You might be thinking to yourself, but frameworks have basically prevented any of the common AppSec problems from happening, and yes, many frameworks have done a good job of preventing issues like SQL injection and cross-site scripting. Almost all of them have an unsafe version of all of those protection mechanisms to help you do complicated things and unfortunately make mistakes, not to mention things like tenancy filtering and function authorization can be hard to get right. Some people don't know about DAST, and those that do may have run into problems with DAST. Let's look at an example.

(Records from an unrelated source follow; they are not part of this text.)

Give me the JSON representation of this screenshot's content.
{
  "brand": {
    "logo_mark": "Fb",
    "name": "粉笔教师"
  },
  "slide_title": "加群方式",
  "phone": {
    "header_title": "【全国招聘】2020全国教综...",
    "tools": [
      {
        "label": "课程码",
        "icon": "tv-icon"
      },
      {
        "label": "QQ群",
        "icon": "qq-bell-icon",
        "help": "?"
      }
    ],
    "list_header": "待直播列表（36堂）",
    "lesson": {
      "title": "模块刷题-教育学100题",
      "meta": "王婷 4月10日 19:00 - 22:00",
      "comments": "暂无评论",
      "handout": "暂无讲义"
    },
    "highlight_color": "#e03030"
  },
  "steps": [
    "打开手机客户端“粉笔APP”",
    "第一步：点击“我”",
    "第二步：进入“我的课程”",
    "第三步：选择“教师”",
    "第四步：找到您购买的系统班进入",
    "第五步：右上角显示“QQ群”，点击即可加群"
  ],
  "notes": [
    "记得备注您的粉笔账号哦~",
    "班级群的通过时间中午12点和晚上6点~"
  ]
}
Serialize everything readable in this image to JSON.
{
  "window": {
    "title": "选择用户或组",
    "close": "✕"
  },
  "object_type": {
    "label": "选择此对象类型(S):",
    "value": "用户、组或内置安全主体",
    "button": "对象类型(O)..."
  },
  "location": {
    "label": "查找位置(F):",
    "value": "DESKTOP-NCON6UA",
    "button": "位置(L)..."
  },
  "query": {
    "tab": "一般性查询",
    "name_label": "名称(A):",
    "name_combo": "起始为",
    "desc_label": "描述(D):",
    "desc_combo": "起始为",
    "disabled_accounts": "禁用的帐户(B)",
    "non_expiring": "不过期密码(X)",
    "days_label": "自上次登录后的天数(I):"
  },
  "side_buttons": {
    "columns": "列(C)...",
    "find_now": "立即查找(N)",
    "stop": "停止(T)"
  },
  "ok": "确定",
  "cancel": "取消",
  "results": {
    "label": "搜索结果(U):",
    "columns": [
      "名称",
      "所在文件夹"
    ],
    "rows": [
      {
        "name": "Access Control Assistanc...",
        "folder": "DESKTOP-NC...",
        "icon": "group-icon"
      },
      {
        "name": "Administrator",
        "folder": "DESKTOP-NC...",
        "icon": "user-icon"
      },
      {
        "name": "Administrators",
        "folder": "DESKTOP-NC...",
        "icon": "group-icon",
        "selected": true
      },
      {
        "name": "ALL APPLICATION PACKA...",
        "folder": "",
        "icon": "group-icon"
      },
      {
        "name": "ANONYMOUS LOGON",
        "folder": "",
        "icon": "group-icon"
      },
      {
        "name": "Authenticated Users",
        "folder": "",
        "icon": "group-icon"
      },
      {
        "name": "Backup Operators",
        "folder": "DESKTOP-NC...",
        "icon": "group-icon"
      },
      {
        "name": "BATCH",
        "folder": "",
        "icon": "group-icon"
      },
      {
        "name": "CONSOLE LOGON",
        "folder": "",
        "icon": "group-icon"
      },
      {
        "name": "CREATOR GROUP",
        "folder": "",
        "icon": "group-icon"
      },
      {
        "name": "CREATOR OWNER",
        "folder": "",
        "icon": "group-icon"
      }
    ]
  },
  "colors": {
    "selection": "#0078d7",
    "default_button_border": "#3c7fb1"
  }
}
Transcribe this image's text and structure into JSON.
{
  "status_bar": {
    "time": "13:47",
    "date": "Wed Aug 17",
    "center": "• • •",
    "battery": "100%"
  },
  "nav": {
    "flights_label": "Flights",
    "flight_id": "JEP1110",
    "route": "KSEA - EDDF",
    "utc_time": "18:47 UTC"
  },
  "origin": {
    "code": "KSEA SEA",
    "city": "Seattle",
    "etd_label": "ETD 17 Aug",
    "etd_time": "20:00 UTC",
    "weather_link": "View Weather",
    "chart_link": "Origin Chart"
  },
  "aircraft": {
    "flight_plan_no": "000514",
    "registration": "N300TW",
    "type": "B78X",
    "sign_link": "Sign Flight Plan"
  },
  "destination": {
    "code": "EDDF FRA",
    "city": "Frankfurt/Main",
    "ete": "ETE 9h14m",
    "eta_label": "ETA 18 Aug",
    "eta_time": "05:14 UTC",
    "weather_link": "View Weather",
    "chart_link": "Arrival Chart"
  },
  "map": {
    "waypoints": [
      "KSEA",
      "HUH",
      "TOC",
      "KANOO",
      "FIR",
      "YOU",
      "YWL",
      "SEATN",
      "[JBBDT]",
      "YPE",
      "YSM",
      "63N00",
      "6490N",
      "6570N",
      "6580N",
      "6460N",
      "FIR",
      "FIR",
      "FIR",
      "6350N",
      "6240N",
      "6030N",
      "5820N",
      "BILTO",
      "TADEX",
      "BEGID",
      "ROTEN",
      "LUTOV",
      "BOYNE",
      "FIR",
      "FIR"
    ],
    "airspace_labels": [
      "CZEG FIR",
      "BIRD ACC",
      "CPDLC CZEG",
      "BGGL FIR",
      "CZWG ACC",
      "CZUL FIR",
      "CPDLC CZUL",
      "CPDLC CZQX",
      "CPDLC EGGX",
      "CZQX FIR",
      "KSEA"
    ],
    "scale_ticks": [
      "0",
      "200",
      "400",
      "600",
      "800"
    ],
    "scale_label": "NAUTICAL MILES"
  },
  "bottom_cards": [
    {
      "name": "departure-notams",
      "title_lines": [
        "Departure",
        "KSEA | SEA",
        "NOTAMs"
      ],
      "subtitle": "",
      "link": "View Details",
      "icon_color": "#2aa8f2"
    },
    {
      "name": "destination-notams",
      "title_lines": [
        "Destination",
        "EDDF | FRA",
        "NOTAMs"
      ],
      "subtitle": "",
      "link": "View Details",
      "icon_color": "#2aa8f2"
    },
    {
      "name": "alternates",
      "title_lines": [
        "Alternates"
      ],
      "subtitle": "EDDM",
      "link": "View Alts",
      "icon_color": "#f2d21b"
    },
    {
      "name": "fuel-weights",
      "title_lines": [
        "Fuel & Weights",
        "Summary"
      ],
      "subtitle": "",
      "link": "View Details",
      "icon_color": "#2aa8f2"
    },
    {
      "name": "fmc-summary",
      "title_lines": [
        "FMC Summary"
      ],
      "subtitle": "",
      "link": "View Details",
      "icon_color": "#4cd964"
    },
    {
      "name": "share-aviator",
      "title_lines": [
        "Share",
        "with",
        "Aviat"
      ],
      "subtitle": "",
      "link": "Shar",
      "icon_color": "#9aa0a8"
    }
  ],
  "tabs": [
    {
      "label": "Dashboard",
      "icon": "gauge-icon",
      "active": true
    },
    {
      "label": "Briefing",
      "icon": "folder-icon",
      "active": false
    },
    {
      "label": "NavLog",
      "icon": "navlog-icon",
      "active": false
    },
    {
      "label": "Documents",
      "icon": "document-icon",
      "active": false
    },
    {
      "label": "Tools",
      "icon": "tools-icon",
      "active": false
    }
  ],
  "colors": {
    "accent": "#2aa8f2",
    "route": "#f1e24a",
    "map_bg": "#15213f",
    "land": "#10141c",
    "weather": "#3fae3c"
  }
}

So here we are back in the good old days of legacy DAST and when we built server-side applications that ran the data and presentation layers, everything was fine and dandy. The legacy DAST scanner could scan and test the legacy application without many problems. You get good results and identify some serious AppSec bugs, and then something changed. Then we started building javascript frontends. And the javascript frontend really trolled that legacy DAST scanner. When I say trolled the legacy DAST scanner, I meant really troll it. Like, when does the page scroll end? It never does. Where are all the forms? Well it hasn't rendered yet, because your mouse isn't in this exact pixel. Legacy DAST was running along its happy way, totally assuming it was getting all the info it needed to test these new applications. Faults were terrible, scans took forever, false positive for days, etc. And the worst part is, it never realized that there was someone else in that backseat as well. Our backing APIs are in there, controlling all the data, talking to datastore backends, helping to render elements on the page, and the legacy DAST scanner thinks the frontend is passing all these requests to the backend. Do we end up even testing the API here? Are we covering all of it? Are we even making simple requests to the API at all? Well, because of JavaScript frontends, it sort of depends. It depends on the browser and the browser emulator that your legacy DAST tool is using and how well it's driving that browser. You can think of this like Selenium scripts, but instead of a specific set of functions, you're executing it to find all the possible user input paths by itself and hoping it's going to do a really good job. Even Google doesn't do this well. So how can we get back to better application security, API security testing? Better results, faster, more accurate scans, better coverage, especially around this data layer where all the assets that we're protecting are being stored. By driving this API directly using industry standards like GraphQL introspection, you can have direct access to the API, understand what it does and the data it's controlling to get fast, thorough, accurate API security testing results. Not to mention, now you can test microservices as you're building them and find these application API security bugs before they ever get shipped to production.